What is a regular expression?
A regular expression (regex) is a sequence of characters that defines a search pattern. It is used for matching, finding, and manipulating text. For example, \d+ matches one or more digits, and [A-Za-z]+ matches one or more letters. Regex engines are built into virtually every programming language and text editor.
What are the different regex flavors?
Different languages implement regex with varying syntax and capabilities. JavaScript (ECMAScript) is the flavor used in browsers and Node.js — it lacks some features like named backreferences in lookbehinds in older engines. PCRE (Perl-Compatible Regular Expressions) is used by PHP, Python, Ruby, and many others and is the most feature-rich. POSIX (Basic and Extended) is used in Unix tools like grep and sed and has a more limited syntax. This cheatsheet covers ECMAScript/JavaScript regex as implemented in modern browsers.
What is the difference between greedy and lazy quantifiers?
Greedy quantifiers (*, +, ?, {n,m}) match as much text as possible while still allowing the overall pattern to match. Lazy (non-greedy) quantifiers (*?, +?, ??, {n,m}?) match as little text as possible. For example, given the string "<b>bold</b>", the greedy pattern <.+> matches the entire string "<b>bold</b>", while the lazy pattern <.+?> matches only "<b>" — the shortest possible match.

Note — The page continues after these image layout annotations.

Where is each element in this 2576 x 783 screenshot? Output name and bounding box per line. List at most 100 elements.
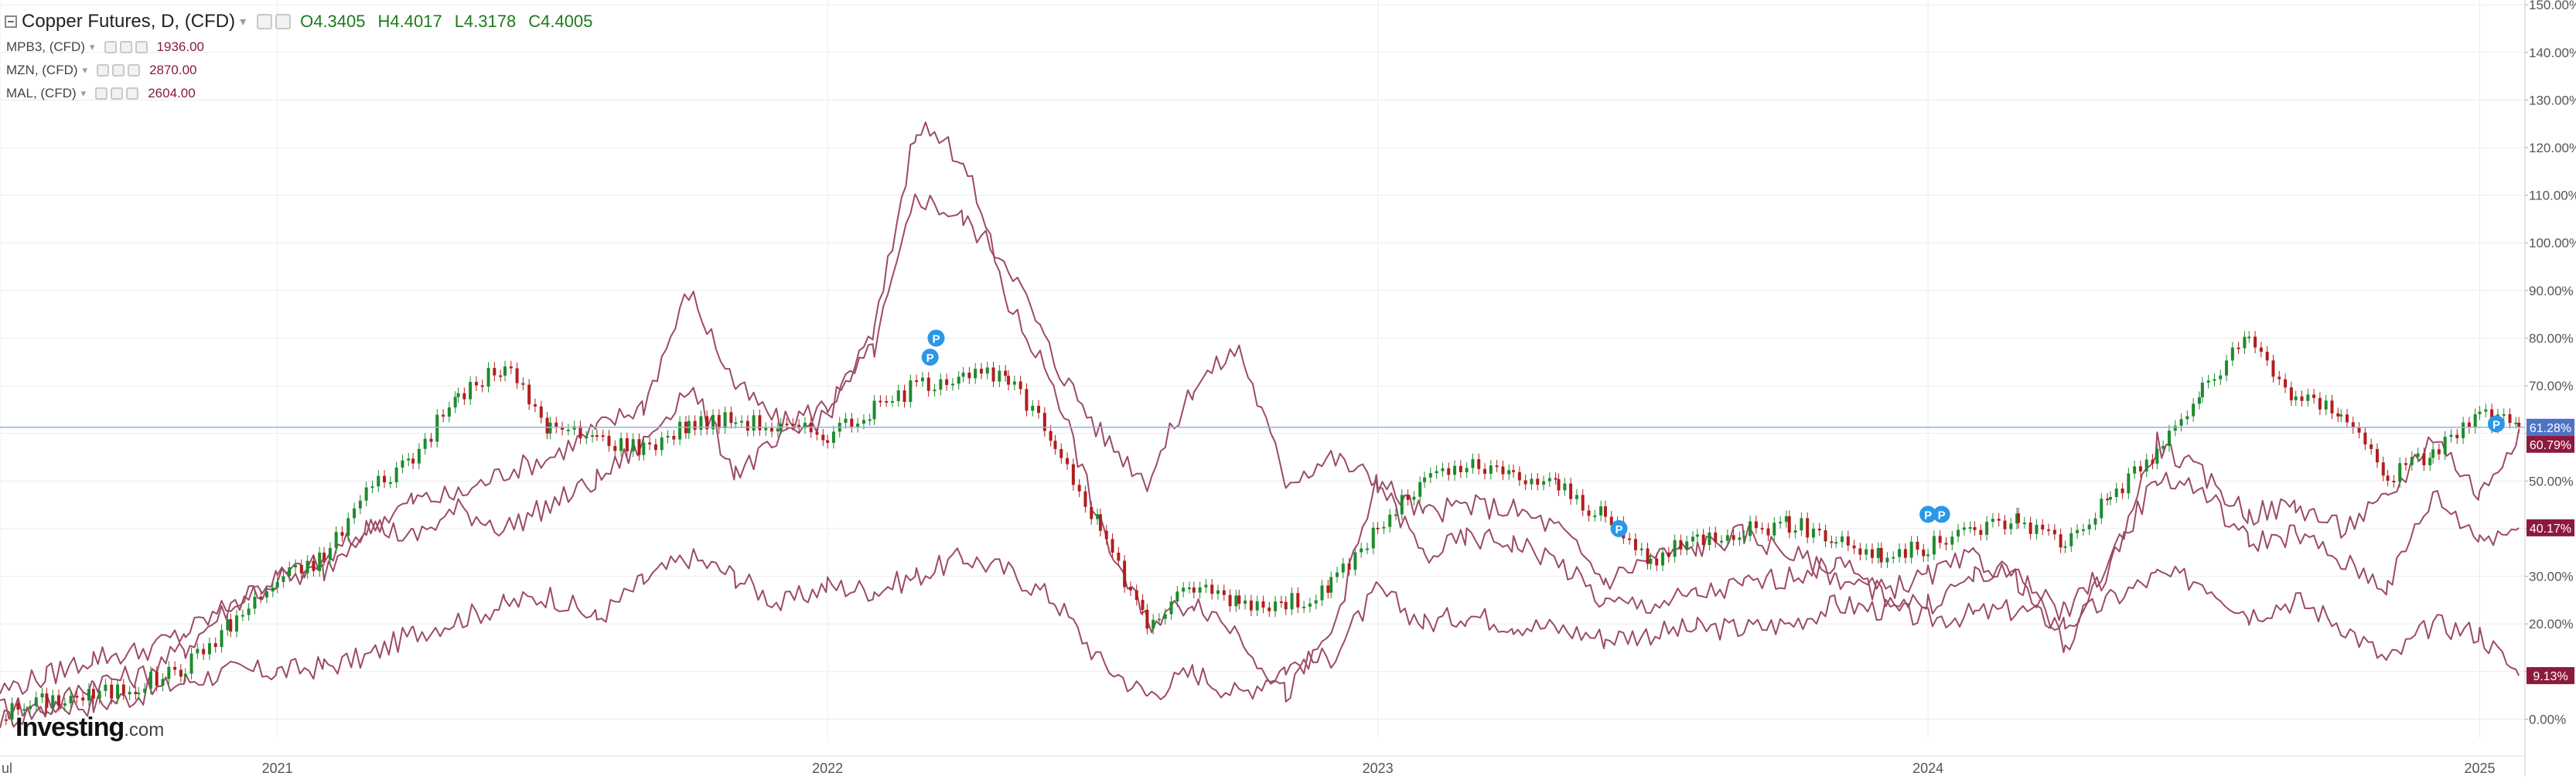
- last-value-badge-label: 9.13%: [2533, 670, 2567, 683]
- candle-body: [578, 426, 582, 439]
- y-tick-label: 80.00%: [2529, 331, 2574, 346]
- candle-body: [1198, 587, 1202, 593]
- candle-body: [1501, 466, 1505, 475]
- candle-body: [1725, 535, 1729, 541]
- price-marker: [921, 349, 939, 366]
- candle-body: [1581, 495, 1585, 511]
- candle-body: [1096, 514, 1100, 519]
- candle-body: [87, 689, 91, 701]
- visibility-icon[interactable]: [119, 41, 132, 53]
- candle-body: [705, 416, 709, 430]
- candle-body: [1216, 590, 1220, 594]
- candle-body: [1655, 558, 1659, 566]
- candle-body: [2467, 422, 2471, 428]
- price-marker-label: P: [1924, 509, 1932, 522]
- candle-body: [2386, 475, 2390, 481]
- candle-body: [752, 415, 756, 431]
- candle-body: [1742, 536, 1746, 538]
- series-line-mzn: [0, 193, 2520, 729]
- candle-body: [803, 422, 807, 428]
- candle-body: [1320, 585, 1324, 601]
- candle-body: [1007, 376, 1011, 385]
- candle-body: [1175, 591, 1179, 602]
- visibility-icon[interactable]: [112, 64, 125, 77]
- candle-body: [1846, 536, 1850, 546]
- candle-body: [1134, 590, 1138, 601]
- collapse-icon[interactable]: [5, 15, 17, 28]
- legend: Copper Futures, D, (CFD) ▾ O4.3405 H4.40…: [5, 8, 605, 105]
- x-tick-label: 2022: [812, 761, 843, 776]
- candle-body: [1152, 619, 1155, 629]
- close-icon[interactable]: [135, 41, 148, 53]
- candle-body: [885, 400, 889, 403]
- candle-body: [2271, 360, 2275, 377]
- settings-icon[interactable]: [95, 87, 108, 100]
- settings-icon[interactable]: [97, 64, 110, 77]
- candle-body: [271, 587, 275, 592]
- candle-body: [717, 414, 721, 428]
- candle-body: [423, 438, 427, 449]
- candle-body: [2243, 336, 2247, 349]
- chevron-down-icon[interactable]: ▾: [240, 15, 247, 29]
- legend-overlay-mal: MAL, (CFD) ▾ 2604.00: [6, 82, 605, 105]
- legend-overlay-name[interactable]: MAL, (CFD): [6, 86, 77, 100]
- settings-icon[interactable]: [257, 14, 273, 29]
- candle-body: [1530, 478, 1534, 485]
- legend-main-title[interactable]: Copper Futures, D, (CFD): [22, 11, 236, 32]
- legend-overlay-name[interactable]: MPB3, (CFD): [6, 39, 85, 54]
- candle-body: [1779, 522, 1783, 524]
- candle-body: [1679, 540, 1683, 550]
- candle-body: [1800, 518, 1803, 531]
- candle-body: [572, 426, 576, 430]
- close-icon[interactable]: [128, 64, 141, 77]
- candle-body: [353, 508, 357, 519]
- candle-body: [770, 427, 774, 432]
- candle-body: [625, 437, 629, 451]
- candle-body: [2473, 414, 2477, 428]
- candle-body: [1557, 478, 1561, 491]
- candle-body: [1714, 532, 1718, 543]
- candle-body: [2041, 524, 2045, 529]
- candle-body: [890, 400, 894, 403]
- candle-body: [2517, 422, 2521, 427]
- candle-body: [91, 689, 95, 699]
- candle-body: [862, 420, 865, 424]
- candle-body: [711, 414, 715, 430]
- price-marker-label: P: [932, 332, 940, 346]
- candle-body: [207, 643, 211, 655]
- candle-body: [872, 400, 876, 420]
- candle-body: [1865, 549, 1868, 555]
- candle-body: [173, 666, 177, 670]
- candle-body: [411, 458, 415, 464]
- candle-body: [2076, 529, 2080, 533]
- candle-body: [1296, 593, 1300, 608]
- candle-body: [1382, 526, 1386, 529]
- visibility-icon[interactable]: [111, 87, 124, 100]
- candle-body: [1903, 549, 1907, 558]
- chevron-down-icon[interactable]: ▾: [80, 87, 87, 99]
- candle-body: [51, 695, 55, 708]
- candle-body: [533, 404, 537, 407]
- candle-body: [2009, 523, 2013, 529]
- chevron-down-icon[interactable]: ▾: [82, 64, 88, 76]
- legend-overlay-controls: [97, 64, 141, 77]
- candle-body: [1926, 554, 1930, 557]
- candle-body: [746, 420, 749, 431]
- candle-body: [729, 412, 733, 424]
- candle-body: [2514, 422, 2518, 424]
- candle-body: [1090, 506, 1094, 519]
- candle-body: [1371, 527, 1375, 549]
- chevron-down-icon[interactable]: ▾: [90, 41, 95, 53]
- candle-body: [253, 597, 257, 609]
- candle-body: [2179, 419, 2183, 426]
- candle-body: [2455, 434, 2459, 438]
- candle-body: [2063, 546, 2067, 548]
- close-icon[interactable]: [126, 87, 139, 100]
- legend-overlay-name[interactable]: MZN, (CFD): [6, 63, 78, 77]
- candle-body: [57, 695, 61, 706]
- candle-body: [1691, 536, 1695, 542]
- settings-icon[interactable]: [104, 41, 117, 53]
- visibility-icon[interactable]: [275, 14, 292, 29]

What are lookahead and lookbehind assertions?
Lookahead and lookbehind are zero-width assertions — they check for a pattern without consuming characters. Positive lookahead (?=abc) asserts that what follows is "abc". Negative lookahead (?!abc) asserts that what follows is not "abc". Positive lookbehind (?<=abc) asserts that what precedes is "abc". Negative lookbehind (?<!abc) asserts that what precedes is not "abc". Example: \d+(?= dollars) matches numbers only when followed by " dollars".
What are the most common regex mistakes?
The most frequent mistakes include: (1) Forgetting to escape special characters like . + * ? ( ) [ ] { } \ ^ $ | — a bare . matches any character, not a literal dot. (2) Using greedy quantifiers when lazy is needed, causing over-matching. (3) Anchoring issues — forgetting ^ and $ means the pattern can match anywhere in the string. (4) Catastrophic backtracking: patterns like (a+)+ on long non-matching input can cause exponential slowdowns. (5) Assuming . matches newlines — by default it does not; use the s (dotAll) flag to change this.